Summer Dresses from Butterick, July 1918, Part 1

Dresses, skirts and blouses, Butterick patterns in Delineator magazine, July 1918, page 52.

Dresses, skirts and blouses, Butterick patterns in Delineator magazine, July 1918, page 52.

This color page of dresses (and blouses and skirts) from Delineator magazine shows a change in silhouette, from full to narrower skirts. (Tubular Twenties ahead!) Here are designs by Gabrielle Chanel, dated 1916 [from Doris Langley Moore’s Fashion through Fashion Plates via Quentin Bell] :

https://witness2fashion.files.wordpress.com/2014/07/chanel-1916-bell-plate-39-from-fashion-through-fashion-plates-doris-langley-moore.jpg

And here is a Delineator sketch of an influential Chanel suit from January 1925 — very a different silhouette.

Chanel design, January 1925, as sketched by Soulie in Delineator.

(You can read about the “Tubular Twenties” here.)

I’ll show the July 1918 images in greater detail below, but first, a few words about underwear and the “ideal” figure.
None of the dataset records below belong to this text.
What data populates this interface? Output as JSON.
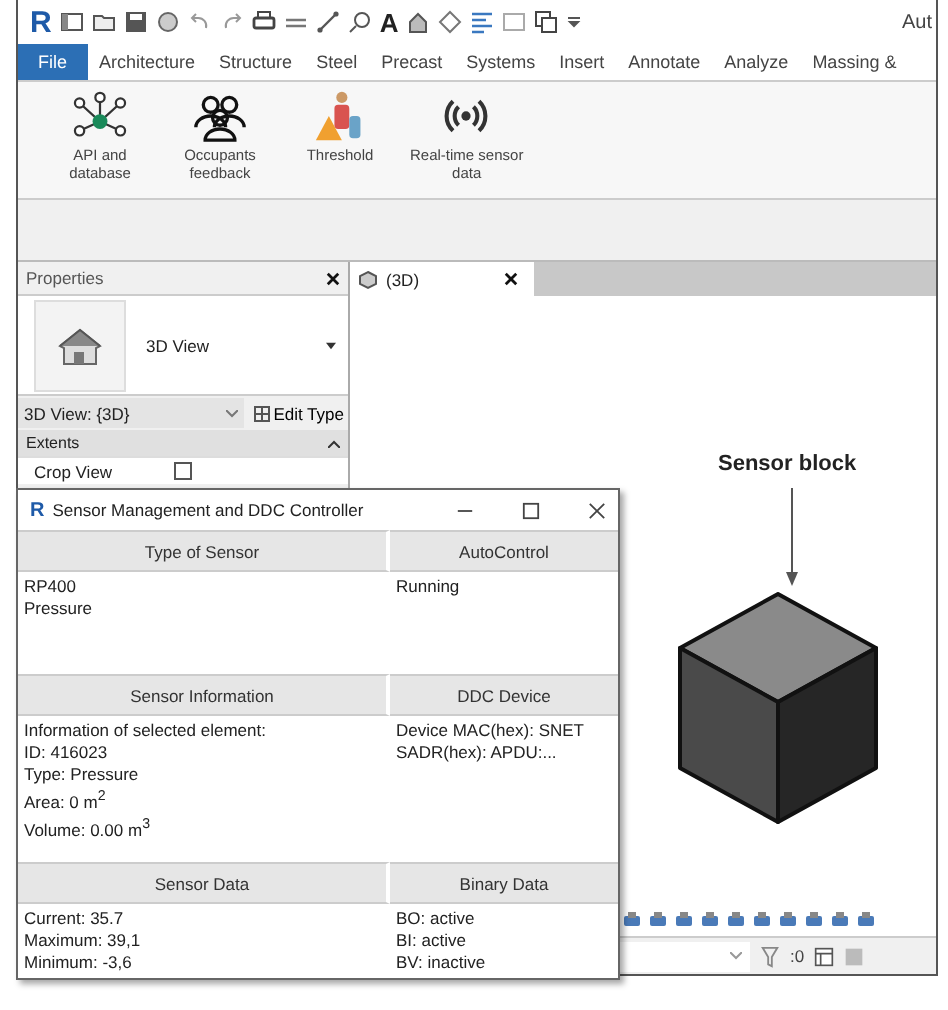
{
  "app": {
    "logo_letter": "R",
    "text_tool_glyph": "A",
    "title_fragment": "Aut"
  },
  "ribbon_tabs": [
    {
      "label": "File",
      "selected": true
    },
    {
      "label": "Architecture",
      "selected": false
    },
    {
      "label": "Structure",
      "selected": false
    },
    {
      "label": "Steel",
      "selected": false
    },
    {
      "label": "Precast",
      "selected": false
    },
    {
      "label": "Systems",
      "selected": false
    },
    {
      "label": "Insert",
      "selected": false
    },
    {
      "label": "Annotate",
      "selected": false
    },
    {
      "label": "Analyze",
      "selected": false
    },
    {
      "label": "Massing &",
      "selected": false
    }
  ],
  "ribbon_buttons": [
    {
      "kind": "network",
      "label": "API and\ndatabase"
    },
    {
      "kind": "people",
      "label": "Occupants\nfeedback"
    },
    {
      "kind": "threshold",
      "label": "Threshold"
    },
    {
      "kind": "signal",
      "label": "Real-time sensor\ndata"
    }
  ],
  "properties": {
    "title": "Properties",
    "type_name": "3D View",
    "view_selector": "3D View: {3D}",
    "edit_type": "Edit Type",
    "category": "Extents",
    "rows": [
      {
        "label": "Crop View",
        "checked": false
      }
    ]
  },
  "view": {
    "tab": "(3D)",
    "annotation": "Sensor block"
  },
  "status_bar": {
    "filter_count": ":0"
  },
  "dialog": {
    "icon_letter": "R",
    "title": "Sensor Management and DDC Controller",
    "sections": [
      {
        "left": {
          "header": "Type of Sensor",
          "lines": [
            "RP400",
            "Pressure"
          ]
        },
        "right": {
          "header": "AutoControl",
          "lines": [
            "Running"
          ]
        }
      },
      {
        "left": {
          "header": "Sensor Information",
          "lines": [
            "Information of selected element:",
            "ID: 416023",
            "Type: Pressure",
            "Area: 0 m$^{2}$",
            "Volume: 0.00 m$^{3}$"
          ]
        },
        "right": {
          "header": "DDC Device",
          "lines": [
            "Device MAC(hex): SNET",
            "SADR(hex): APDU:..."
          ]
        }
      },
      {
        "left": {
          "header": "Sensor Data",
          "lines": [
            "Current: 35.7",
            "Maximum: 39,1",
            "Minimum: -3,6"
          ]
        },
        "right": {
          "header": "Binary Data",
          "lines": [
            "BO: active",
            "BI: active",
            "BV: inactive"
          ]
        }
      }
    ]
  }
}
Ideal figures, July 1918, were thick in the waist, low in the bust, and slightly swaybacked

Ideal fashion figures in July 1918 were thick in the waist, droopy in the bust — even with the model’s shoulders thrust back — and slightly swaybacked.
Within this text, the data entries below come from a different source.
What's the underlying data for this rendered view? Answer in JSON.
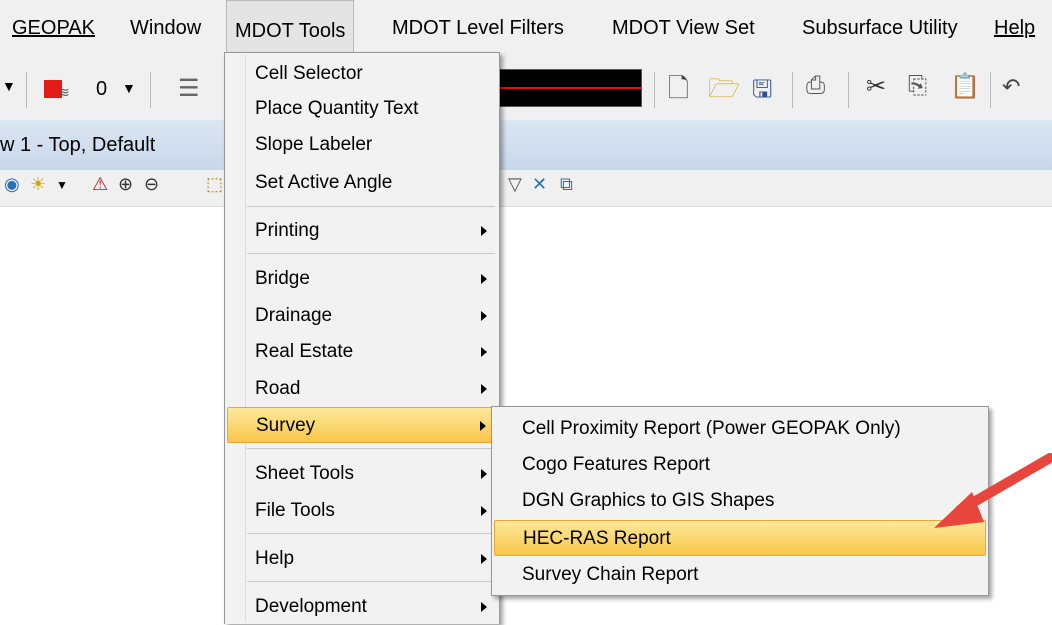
{
  "menubar": {
    "items": [
      "GEOPAK",
      "Window",
      "MDOT Tools",
      "MDOT Level Filters",
      "MDOT View Set",
      "Subsurface Utility",
      "Help"
    ]
  },
  "toolbar": {
    "level_value": "0"
  },
  "view": {
    "title": "w 1 - Top, Default"
  },
  "mdot_menu": {
    "items": [
      "Cell Selector",
      "Place Quantity Text",
      "Slope Labeler",
      "Set Active Angle",
      "Printing",
      "Bridge",
      "Drainage",
      "Real Estate",
      "Road",
      "Survey",
      "Sheet Tools",
      "File Tools",
      "Help",
      "Development"
    ]
  },
  "survey_menu": {
    "items": [
      "Cell Proximity Report (Power GEOPAK Only)",
      "Cogo Features Report",
      "DGN Graphics to GIS Shapes",
      "HEC-RAS Report",
      "Survey Chain Report"
    ]
  },
  "colors": {
    "highlight": "#f9c74a",
    "annotation_arrow": "#e8453c"
  }
}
I’m always unnerved by the emphasis on thick waists and low busts of this period. (How is is possible for a slender young woman to have such a low bust? — The explanation is two-fold: the exaggerations of fashion illustrators, and 1917-1918 corsets and brassieres.)

Corsets for Fall, 1918. Sears catalog.

Corsets for Fall, 1918. Sears catalog.

The brassiere of the World War I era was more likely to smash the breasts than to lift them. The corset of the “teens” did not reach (or support) the breasts at all. It extended down over the thighs and pushed the body very flat in front, causing a posture which made the waist higher in the back and lower in the front, as you can see from these 1917 skirt illustrations.

Women's skirts, Perry Dame catalog, 1917. The waists dip low in front and rise high in back

Women’s skirts, Perry Dame catalog, 1917. The waistlines dip low in front and rise high in back.

Skirts, blouses and dresses, from July 1918 show the oddly high waist in back.

Skirts, blouses and dresses, from July 1918 show the oddly high waist in back.

The beautiful vintage blouses of this period (sometimes called “Armistice blouses”) are often so short in back that they have to have a tail of fabric added before they can be worn without the corset. Otherwise, they won’t stay tucked in.

This vintage "Armistice blouse" is much shorter in back than in front.

This vintage “Armistice blouse” is shorter in back than in front, even allowing for its position on the hanger. It has not been altered; the ties are original.

The thick waists of the WW I era can be interpreted as a reaction to the tiny waists of the previous generation (Here’s Princess Maud in 1906.) (We tend to reject the clothes our mothers wore. Imagine wearing a 1926 dress in 1938…. or a 1906 dress in 1918.)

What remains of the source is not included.